Skip to main content
Pronunciation dictionaries let you specify how to pronounce specific words and phrases. Try out the pronunciation tool on our demo page. A dictionary is a simple search and replace, which directs the model to use another string in lieu of the text from the transcript. The pronunciation can be either an IPA pronunciation or a “sounds-like” guidance:
[
  {
    "text": "bayou",
    "pronunciation": "<<ˈ|b|ɑ|ˈ|j|u>>"
  },
  {
    "text": "jambalaya",
    "pronunciation": "<<ˈ|dʒ|ə|m|ˈ|b|ə|ˈ|l|aɪ|ˈ|ə>>"
  },
  {
    "text": "tchoupitoulas",
    "pronunciation": "chop-uh-TOO-liss"
  }
]
Save these JSONs as pronunciation dictionaries through our API or through our playground: image.png Once a dictionary is created, use it in any TTS API by passing its id as pronunciation_dict_id. With the dictionary above, the string I ate some jambalaya on tchoupitoulas street becomes I ate some <<ˈ|dʒ|ə|m|ˈ|b|ə|ˈ|l|aɪ|ˈ|ə>> on chop-uh-TOO-liss street before being handed off to the model.

Case Sensitivity

Dictionary matching is case-sensitive, with one exception: a lowercase entry also matches its sentence-start capitalized form.

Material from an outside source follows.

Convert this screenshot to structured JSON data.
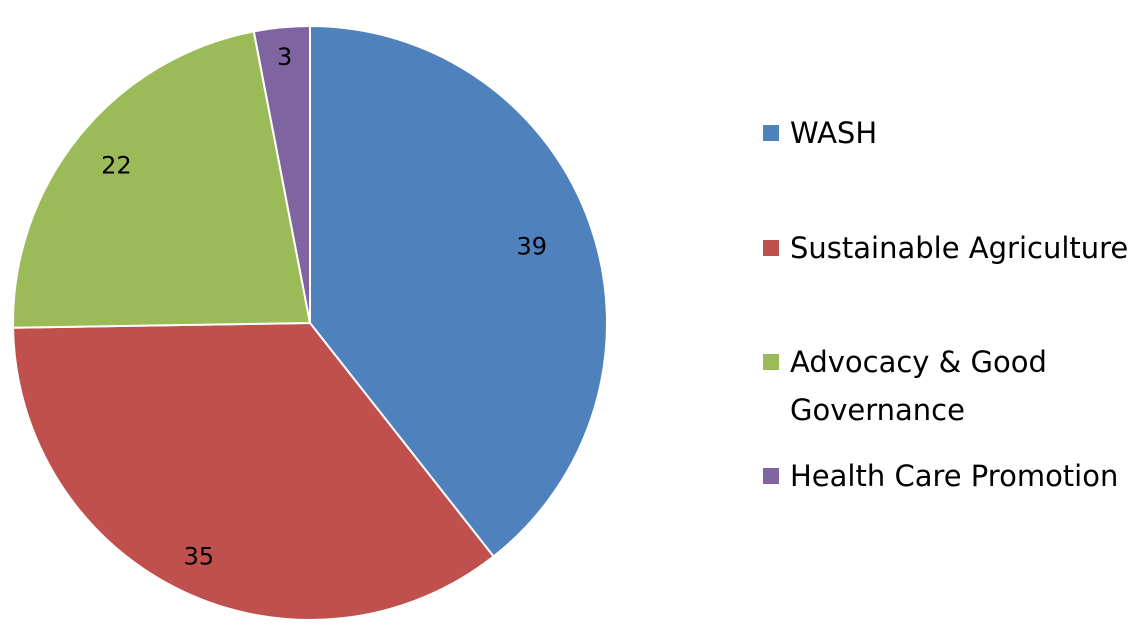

For example, cat matches both cat and Cat, but not CAT. An entry for CAT only matches CAT. This applies to multi-word entries too. An entry for green valley matches green valley and Green valley, but not Green Valley. Use lowercase entries for common words. These match the word both mid-sentence (cat) and at the start of a sentence (Cat), covering the two most common positions. Use exact capitalization for proper nouns. A term like LaTeX should be entered as LaTeX so it doesn’t collide with a different pronunciation for the common word latex. For multi-word proper nouns, enter the exact casing as it appears in your transcripts — for example, Green Valley if the transcript capitalizes both words.